As stakeholders and investors are increasingly looking for businesses to respond to climate change, organizations have been forced to take a hard look at both their external reporting to meet the demands of regulators and policymakers and their internal management to “to support management decision making on sustainable business issues,” according to a December report from the IMA.
Private companies are not subject to the same regulations that public companies will be subject to once the Securities and Exchange Commission sets climate risk rules — which it is expected to do by May. The IMA report was critical of the focus on the push toward disclosures of carbon emissions through regulation from the SEC and other organizations alone.
It “may be “exacerbating disparities between the decision-usefulness of standards for public companies and a lack of attention by private companies,” the report said.
A disconnect
Some of the IMA’s findings indicated a lax attitude toward the issue. About half of respondents in the December IMA survey, which polled 14,000 public and private business leaders internationally, stated that sustainability information is not used by management for any purpose.
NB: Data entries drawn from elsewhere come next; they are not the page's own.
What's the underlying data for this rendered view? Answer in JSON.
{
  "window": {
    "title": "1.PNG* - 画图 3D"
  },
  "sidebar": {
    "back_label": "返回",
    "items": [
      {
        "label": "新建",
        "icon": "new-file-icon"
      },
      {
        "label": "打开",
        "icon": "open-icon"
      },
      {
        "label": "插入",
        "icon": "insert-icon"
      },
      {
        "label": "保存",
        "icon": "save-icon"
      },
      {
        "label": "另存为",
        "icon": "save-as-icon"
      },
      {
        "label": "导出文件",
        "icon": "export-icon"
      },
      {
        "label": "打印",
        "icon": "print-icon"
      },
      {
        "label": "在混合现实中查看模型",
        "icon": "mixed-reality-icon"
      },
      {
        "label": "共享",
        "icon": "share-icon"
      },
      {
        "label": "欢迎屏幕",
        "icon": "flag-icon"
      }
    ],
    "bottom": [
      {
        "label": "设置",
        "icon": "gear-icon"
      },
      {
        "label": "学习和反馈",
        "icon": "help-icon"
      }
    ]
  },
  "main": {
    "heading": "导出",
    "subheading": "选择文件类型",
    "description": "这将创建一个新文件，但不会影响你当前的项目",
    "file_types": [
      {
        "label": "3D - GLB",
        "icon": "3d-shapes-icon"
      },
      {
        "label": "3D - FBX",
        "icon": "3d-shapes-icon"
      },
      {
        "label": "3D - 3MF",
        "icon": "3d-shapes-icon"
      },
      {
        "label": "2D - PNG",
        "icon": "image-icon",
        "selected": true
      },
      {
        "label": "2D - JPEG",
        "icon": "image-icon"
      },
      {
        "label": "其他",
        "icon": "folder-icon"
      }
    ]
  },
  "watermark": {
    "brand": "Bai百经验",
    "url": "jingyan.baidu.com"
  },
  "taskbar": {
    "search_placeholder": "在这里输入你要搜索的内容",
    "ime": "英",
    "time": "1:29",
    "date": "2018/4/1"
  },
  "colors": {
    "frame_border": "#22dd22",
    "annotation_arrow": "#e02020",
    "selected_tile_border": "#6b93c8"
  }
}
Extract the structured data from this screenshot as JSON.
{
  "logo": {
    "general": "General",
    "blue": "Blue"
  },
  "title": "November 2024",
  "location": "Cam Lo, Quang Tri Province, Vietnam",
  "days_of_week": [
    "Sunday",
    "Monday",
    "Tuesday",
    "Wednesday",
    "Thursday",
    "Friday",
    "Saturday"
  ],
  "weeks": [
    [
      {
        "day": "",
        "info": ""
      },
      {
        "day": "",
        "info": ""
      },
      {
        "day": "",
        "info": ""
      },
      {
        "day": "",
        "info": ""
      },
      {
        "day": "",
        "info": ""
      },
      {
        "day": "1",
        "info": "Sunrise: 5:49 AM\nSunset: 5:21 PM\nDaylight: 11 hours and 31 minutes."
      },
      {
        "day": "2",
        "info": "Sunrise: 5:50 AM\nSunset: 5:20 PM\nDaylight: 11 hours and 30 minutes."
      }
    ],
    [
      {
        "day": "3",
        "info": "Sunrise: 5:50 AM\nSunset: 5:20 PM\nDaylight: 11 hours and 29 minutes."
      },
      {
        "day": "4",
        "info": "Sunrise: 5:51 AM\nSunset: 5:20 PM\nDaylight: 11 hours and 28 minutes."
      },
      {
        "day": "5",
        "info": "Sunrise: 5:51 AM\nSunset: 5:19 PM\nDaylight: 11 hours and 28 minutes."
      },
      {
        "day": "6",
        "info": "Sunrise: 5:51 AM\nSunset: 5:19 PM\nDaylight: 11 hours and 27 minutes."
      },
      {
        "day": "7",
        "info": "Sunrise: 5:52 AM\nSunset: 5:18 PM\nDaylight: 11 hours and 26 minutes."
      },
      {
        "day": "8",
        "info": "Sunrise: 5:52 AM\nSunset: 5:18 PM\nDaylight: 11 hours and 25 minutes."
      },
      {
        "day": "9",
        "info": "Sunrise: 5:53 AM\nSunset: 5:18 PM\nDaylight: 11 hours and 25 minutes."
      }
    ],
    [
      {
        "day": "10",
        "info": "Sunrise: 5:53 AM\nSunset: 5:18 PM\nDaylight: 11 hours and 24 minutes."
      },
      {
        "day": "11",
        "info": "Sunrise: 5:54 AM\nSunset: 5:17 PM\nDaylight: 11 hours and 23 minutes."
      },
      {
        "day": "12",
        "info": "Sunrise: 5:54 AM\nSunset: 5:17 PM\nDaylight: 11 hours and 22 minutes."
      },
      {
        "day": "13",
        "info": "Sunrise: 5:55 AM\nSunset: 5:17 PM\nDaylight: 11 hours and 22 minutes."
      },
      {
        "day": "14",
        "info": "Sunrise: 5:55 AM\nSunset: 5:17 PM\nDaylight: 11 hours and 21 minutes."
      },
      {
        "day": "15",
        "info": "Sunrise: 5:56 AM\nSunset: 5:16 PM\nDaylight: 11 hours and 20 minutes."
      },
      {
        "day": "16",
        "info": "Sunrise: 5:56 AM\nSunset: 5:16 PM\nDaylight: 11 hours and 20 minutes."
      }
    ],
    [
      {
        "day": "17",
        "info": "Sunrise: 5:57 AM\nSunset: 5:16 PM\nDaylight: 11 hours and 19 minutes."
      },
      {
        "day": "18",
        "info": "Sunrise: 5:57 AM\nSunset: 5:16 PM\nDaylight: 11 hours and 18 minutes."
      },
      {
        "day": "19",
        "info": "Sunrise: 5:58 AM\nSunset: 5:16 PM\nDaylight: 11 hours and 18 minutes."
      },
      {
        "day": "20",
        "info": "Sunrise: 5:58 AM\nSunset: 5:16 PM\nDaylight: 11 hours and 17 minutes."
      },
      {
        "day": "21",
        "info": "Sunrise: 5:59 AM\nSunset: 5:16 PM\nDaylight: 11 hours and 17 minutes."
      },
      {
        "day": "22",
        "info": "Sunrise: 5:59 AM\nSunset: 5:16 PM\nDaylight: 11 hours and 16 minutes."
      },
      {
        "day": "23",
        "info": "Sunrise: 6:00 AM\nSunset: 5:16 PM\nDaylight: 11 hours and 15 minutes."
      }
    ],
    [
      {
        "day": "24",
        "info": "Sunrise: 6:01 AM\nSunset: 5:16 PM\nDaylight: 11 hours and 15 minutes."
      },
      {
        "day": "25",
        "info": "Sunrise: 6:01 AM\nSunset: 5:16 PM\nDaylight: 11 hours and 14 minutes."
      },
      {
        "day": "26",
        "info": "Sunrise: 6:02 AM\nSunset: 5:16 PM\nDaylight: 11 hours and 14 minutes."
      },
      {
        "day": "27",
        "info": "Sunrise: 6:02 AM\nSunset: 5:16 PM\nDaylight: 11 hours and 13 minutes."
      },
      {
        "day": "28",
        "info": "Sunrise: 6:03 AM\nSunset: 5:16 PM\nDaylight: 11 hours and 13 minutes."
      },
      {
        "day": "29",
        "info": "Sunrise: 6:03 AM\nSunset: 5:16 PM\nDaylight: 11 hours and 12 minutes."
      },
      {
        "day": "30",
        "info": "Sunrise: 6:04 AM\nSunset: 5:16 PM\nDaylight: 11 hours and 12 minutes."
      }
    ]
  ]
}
Respondents from private companies have neither identified climate as a relevant matter nor acted on it, according to the report.
When it comes to how regulators can work with SMEs and private companies in order to close the gap between that of public companies, “the main thing is education and communication,” said Littan.
For example, Littan noted, it’s important to know that executing these audits can uncover cost saving opportunities. One agricultural company started looking at their carbon footprint a few years ago and discovered how much water they were wasting, Littan recalled. “They ended up saving a bundle because this helped with their water management,” she said.
“There needs to be a focus, perhaps, on how we reach the entire economy up and down the value chain. So that we actually are moving towards a sustainable economy and building sustainable businesses,” said Littan.
The CFO’s role
In terms of how companies — private and public — can realize opportunities with these regulations, the leadership style of the CFO is crucial, according to Littan.
“There is so much focus right now on what needs to be reported. And companies of every size are thinking about the ‘how to’: how to get started, how to build along the process, and we find that the expertise and leadership style of those who are CFOs or in the corporate finance and accounting function, bring enormous insight to the table,” Littan said.
The most important skill that finance leaders bring to the table, is their ability to think along the lines of investor relations — which can be a key pillar to success no matter how large the organization.
“CFOs have a training in the rigor of delivering quality information, how it gets processed, how it gets gathered, and summarized and delivered in a way that responds to the company's purpose,” said Littan.